Deddrick v. Mallery

Sewell, J.:

The defendant demurred to the plaintiff’s complaint on the ground that it does not state facts sufficient to constitute a cause of action.

*820The action is for slander. The complaint contains two subdivisions. In the first it is alleged that In and about the month of May, 1910, on divers different days thereof at the Town of Corinth in the said county of Saratoga, and within the jurisdiction of this court, in a certain conversation or discourse had of and concerning the said ■ plaintiff, Levi B. Deddrick, the said defendant uttered false, malicious, slanderous and defamatory words of the plaintiff, to wit: ‘ You (meaning plaintiff) are a thief.’ ‘ You (meaning plaintiff) are a rat, a scab, a bastard and a drunkard.’ You (meaning the plaintiff) owe Harmon B. Ilathan a liquor bill of $130 and you won’t pay him.’ ” The second alleges : That said defendant at such time, in the presence of other parties, called the plaintiff many other names of a vile and indecent character, thereby maliciously and slanderously meaning to charge and make it believed that the plaintiff, Levi B. Deddrick, had been and was guilty of the crime or misdemeanor in that he (said plaintiff) had violated the Penal Law of the State of Hew York relating to drunkenness.”

The demurrer is founded in part on the proposition that the alleged slanderous words in the 1st subdivision, according to the allegations of the complaint, were not spoken in the presence of some person other than the plaintiff. If this is so, it is clear that the demurrer must be sustained, for the words complained of in the 2d subdivision are not set forth. This is necessary in order that the court may judge whether the words constitute a cause of action, and also because the defendant is entitled to know the precise charge against him and cannot shape his case until he knows it. It is not sufficient to give the substance or purport of the libel with innuendoes.” (Battersby v. Collier, 34 App. Div. 347.) “ It is well settled,” said Mr. Justice Chase in Drohan v. O'Brien (76 App. Div. 266), “ that in an action for slander the alleged slanderous words complained of as having been spoken by the defendant must be set forth in .the complaint, and it is not sufficient to set forth their tenor and effect,” and cited 13 Ency. PI. & Pr. 45; Battersby v. Collier (34 App. Div. 347); Ward v. Ciarla (2 Johns. 10); Forsyth v. Fdmiston (2 Abb. Pr. 430); Maitland v. Goldney (2 East, 426). There are words specifically stated in the 1st subdivision that are slanderous per se, but the difficulty here is, that it is not alleged that they were spoken in the presence of a third per*821son or were heard or understood by any person other than the plaintiff to whom they were addressed.

There is no force in the contention of the plaintiff that the allegation in the 2d subdivision : “ That said defendant at such time, in the presence of other parties, called the plaintiff many other names,” is of itself a sufficient allegation that the slanderous words in the other part of the complaint were spoken in the presence of the same parties.

It appears by the complaint that the allegations in each subdivision were intended to be separate and distinct from the matter in the other. Each is made in the form and language which excludes the idea that what is in one subdivision should be added to the other. Neither in any manner refers to the other, or is capable of being construed as being dependent upon what is contained in the other. In construing pleadings it is the duty of the court to take the complaint or answer as it is framed and not to endeavor to sustain it by transposing or introducing a statement, not intended to be made a part thereof.

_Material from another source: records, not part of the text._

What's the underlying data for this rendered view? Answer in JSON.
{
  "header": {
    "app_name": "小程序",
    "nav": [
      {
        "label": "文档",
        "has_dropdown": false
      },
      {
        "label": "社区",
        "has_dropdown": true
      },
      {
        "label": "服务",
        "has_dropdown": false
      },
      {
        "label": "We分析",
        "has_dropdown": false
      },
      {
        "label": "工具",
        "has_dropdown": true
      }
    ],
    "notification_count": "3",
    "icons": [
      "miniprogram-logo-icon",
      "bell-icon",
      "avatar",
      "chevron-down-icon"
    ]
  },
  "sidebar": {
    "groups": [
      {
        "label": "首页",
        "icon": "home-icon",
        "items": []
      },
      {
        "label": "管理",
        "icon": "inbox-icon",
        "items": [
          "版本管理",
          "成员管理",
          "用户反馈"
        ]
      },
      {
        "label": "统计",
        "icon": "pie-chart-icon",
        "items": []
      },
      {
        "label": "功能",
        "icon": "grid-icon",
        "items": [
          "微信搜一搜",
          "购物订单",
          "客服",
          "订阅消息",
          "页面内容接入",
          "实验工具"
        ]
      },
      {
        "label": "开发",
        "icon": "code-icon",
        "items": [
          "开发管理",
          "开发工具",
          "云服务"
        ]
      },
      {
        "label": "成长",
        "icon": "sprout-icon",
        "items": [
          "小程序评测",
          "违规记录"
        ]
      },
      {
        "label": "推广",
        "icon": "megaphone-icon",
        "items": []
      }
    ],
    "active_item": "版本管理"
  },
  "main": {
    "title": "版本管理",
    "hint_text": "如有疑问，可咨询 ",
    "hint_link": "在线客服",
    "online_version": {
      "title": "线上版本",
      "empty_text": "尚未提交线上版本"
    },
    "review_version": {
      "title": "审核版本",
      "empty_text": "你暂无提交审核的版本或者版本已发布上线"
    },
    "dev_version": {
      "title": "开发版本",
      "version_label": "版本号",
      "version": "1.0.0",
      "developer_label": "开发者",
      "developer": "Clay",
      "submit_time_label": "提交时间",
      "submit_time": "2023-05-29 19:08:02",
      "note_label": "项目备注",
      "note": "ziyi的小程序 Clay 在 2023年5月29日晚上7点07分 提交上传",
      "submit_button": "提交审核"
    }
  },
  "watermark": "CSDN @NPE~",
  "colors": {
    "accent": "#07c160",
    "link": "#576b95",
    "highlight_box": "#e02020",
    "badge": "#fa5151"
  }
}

If the intention had been to allege that the slanderous words in the 1st subdivision were spoken in the presence of other parties it would have- been easy to say so in so many words; not having done so the presumption is that no other party was present, for it is to be inferred that a party has stated his cause of action as favorably as possible for himself. I think the demurrer should have been sustained and that the interlocutory judgment should be reversed, with permission to the plaintiff to amend his complaint on payment of the costs of this appeal and in the court below.

All concurred, except Kellogg, J., dissenting.

Interlocutory judgment reversed and demurrer sustained, with costs, with leave to plaintiff to amend on payment of costs of this appeal and of the Special Term.